L'abolition du changement d'heure pourrait bien être repoussée car personne n'arrive à se mettre d'accord.
C'est là le symbole d'une Europe en panne.

Ce mardi, une réunion s'est tenue en Autriche sur le sujet et les 28 ont décidé qu'il était urgent d'attendre et de ne rien faire.
Pourtant, il y a des choses qui devraient être simples. L'Union Européenne a organisé une grande consultation citoyenne et 84% des Européens se prononcés pour l'arrêt du changement d'heure et pour imposer l'heure d'été.
C'est simple, c'est carré et il n'y a plus qu'à s'exécuter !
Comme le dit Jean Claude Juncker, président de la Commission : "Lorsque l'on consulte les citoyens sur quelque chose, il convient ensuite de faire ce qu'ils souhaitent".
Non, ce serait trop simple…

Pourquoi ? Qu'est ce qui bloque ?

Parce que personne n'arrive à se mettre d'accord. Il y a toutes sortes de réclamations, portées par les différents chefs d'État.
Par exemple : la Finlande et le Danemark veulent bien abolir le changement d'heure, mais préfèrent rester à l'heure d'hiver. La Pologne, le Portugal et Chypre, eux, veulent conserver l’heure d'été. Il y a également l'Espagne qui souhaite en profiter pour changer de fuseau d'horaire. La Suède ou la Grande Bretagne veulent conserver le changement d'heure tous les six mois mais cela pose un problème à l'Irlande car cela signifierait deux horaires différentes entre le Nord qui est britannique et le sud.
Bref, c'est chacun pour soi et du coup, on ne fait rien.

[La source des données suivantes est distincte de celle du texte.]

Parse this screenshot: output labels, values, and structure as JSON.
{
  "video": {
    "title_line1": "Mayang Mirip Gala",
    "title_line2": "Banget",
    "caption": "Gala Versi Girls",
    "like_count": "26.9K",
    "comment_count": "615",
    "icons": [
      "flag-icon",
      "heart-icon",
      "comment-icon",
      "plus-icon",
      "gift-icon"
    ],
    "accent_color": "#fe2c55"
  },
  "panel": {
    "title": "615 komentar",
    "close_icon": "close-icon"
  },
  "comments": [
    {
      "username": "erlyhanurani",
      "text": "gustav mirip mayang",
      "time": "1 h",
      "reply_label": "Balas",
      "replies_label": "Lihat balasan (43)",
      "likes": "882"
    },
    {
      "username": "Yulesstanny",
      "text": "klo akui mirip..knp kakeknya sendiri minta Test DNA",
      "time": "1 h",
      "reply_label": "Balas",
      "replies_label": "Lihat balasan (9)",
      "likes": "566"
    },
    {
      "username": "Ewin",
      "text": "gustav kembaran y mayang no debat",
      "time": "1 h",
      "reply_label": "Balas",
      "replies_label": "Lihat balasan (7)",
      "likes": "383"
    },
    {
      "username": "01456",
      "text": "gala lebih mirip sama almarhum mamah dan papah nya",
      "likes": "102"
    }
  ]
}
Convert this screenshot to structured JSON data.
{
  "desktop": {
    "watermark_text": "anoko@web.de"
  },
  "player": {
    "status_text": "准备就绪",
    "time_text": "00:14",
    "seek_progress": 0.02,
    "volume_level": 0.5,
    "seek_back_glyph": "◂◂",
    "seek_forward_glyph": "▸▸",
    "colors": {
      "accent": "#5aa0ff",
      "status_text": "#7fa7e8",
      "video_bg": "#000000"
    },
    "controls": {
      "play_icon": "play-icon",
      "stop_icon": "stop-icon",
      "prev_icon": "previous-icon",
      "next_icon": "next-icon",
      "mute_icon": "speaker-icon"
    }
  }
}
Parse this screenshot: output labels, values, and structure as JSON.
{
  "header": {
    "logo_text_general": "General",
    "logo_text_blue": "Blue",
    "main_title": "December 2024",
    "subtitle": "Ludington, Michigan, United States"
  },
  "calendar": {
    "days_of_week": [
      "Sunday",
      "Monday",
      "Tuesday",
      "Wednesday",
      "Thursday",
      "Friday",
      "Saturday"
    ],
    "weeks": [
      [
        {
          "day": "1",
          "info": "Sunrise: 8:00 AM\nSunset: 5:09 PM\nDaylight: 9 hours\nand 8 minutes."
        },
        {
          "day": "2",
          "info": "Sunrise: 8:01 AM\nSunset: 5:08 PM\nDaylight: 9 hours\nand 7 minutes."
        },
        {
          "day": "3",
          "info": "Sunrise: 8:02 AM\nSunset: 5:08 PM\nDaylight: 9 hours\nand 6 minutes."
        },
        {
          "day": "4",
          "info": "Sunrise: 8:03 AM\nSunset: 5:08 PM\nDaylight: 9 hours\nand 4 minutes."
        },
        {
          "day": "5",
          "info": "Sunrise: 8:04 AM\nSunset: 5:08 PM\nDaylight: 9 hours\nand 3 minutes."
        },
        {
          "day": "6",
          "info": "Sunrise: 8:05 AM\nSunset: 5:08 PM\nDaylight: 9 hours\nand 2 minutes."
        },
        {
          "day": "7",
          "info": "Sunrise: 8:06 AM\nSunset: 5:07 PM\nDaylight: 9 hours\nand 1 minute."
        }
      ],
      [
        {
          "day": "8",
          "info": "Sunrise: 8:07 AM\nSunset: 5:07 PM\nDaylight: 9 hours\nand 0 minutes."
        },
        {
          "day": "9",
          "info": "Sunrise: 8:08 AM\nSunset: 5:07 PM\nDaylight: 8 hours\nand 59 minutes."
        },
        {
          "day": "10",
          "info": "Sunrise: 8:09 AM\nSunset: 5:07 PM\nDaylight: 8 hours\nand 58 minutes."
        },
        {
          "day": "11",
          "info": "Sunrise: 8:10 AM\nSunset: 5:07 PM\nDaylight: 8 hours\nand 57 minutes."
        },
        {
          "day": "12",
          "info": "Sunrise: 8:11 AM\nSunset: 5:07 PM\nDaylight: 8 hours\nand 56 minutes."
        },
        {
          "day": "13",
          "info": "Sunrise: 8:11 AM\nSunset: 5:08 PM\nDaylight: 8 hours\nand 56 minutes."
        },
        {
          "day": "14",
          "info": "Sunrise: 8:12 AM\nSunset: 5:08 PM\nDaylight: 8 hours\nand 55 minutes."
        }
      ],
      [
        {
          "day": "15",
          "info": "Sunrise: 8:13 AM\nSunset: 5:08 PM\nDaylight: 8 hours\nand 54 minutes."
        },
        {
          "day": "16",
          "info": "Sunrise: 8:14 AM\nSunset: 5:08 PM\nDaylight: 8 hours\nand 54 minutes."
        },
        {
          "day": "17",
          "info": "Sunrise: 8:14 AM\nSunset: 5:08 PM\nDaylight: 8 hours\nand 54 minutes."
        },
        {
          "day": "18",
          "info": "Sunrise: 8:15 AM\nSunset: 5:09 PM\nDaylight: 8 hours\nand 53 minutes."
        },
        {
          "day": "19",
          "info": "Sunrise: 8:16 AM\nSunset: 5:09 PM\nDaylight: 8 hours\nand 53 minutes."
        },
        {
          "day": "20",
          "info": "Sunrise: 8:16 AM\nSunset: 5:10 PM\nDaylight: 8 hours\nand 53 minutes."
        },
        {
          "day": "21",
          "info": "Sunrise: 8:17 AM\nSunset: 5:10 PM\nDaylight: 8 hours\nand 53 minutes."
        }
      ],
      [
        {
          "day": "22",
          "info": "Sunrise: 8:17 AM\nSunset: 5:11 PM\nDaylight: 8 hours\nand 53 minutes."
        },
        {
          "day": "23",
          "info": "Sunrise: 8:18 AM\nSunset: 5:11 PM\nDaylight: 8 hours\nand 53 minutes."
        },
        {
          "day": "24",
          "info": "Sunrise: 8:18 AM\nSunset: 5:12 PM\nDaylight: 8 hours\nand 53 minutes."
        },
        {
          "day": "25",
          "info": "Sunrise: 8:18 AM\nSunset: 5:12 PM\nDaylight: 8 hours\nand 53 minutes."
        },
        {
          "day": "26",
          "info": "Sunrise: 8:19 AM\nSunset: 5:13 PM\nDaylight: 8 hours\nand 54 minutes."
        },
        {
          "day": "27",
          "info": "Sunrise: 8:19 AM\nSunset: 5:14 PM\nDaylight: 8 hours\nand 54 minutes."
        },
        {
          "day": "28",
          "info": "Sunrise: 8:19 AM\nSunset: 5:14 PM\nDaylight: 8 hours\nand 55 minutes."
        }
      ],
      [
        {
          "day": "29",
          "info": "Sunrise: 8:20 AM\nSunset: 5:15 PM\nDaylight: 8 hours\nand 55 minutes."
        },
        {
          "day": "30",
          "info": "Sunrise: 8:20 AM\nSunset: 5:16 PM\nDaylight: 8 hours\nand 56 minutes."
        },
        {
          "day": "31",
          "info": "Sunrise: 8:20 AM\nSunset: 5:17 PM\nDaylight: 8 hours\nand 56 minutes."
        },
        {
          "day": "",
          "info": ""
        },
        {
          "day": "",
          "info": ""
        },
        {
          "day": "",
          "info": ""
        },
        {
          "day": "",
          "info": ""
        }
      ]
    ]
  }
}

Cette situation est très symptomatique d'une Europe en panne.
Autrefois, on se mettait d'accord pour avancer et s'unifier. Maintenant, c'est le contraire. Chacun veut imposer ses spécificités à l'autre et c'est la paralysie, on n'arrive plus à rien notamment sur l'économie, la défense, la fiscalité ou la taxation des Gafas.
On souhaite donc bonne chance à Emmanuel Macron qui veut relancer l'Europe, ce qui serait pourtant essentiel pour exister face à la Chine et aux États-Unis.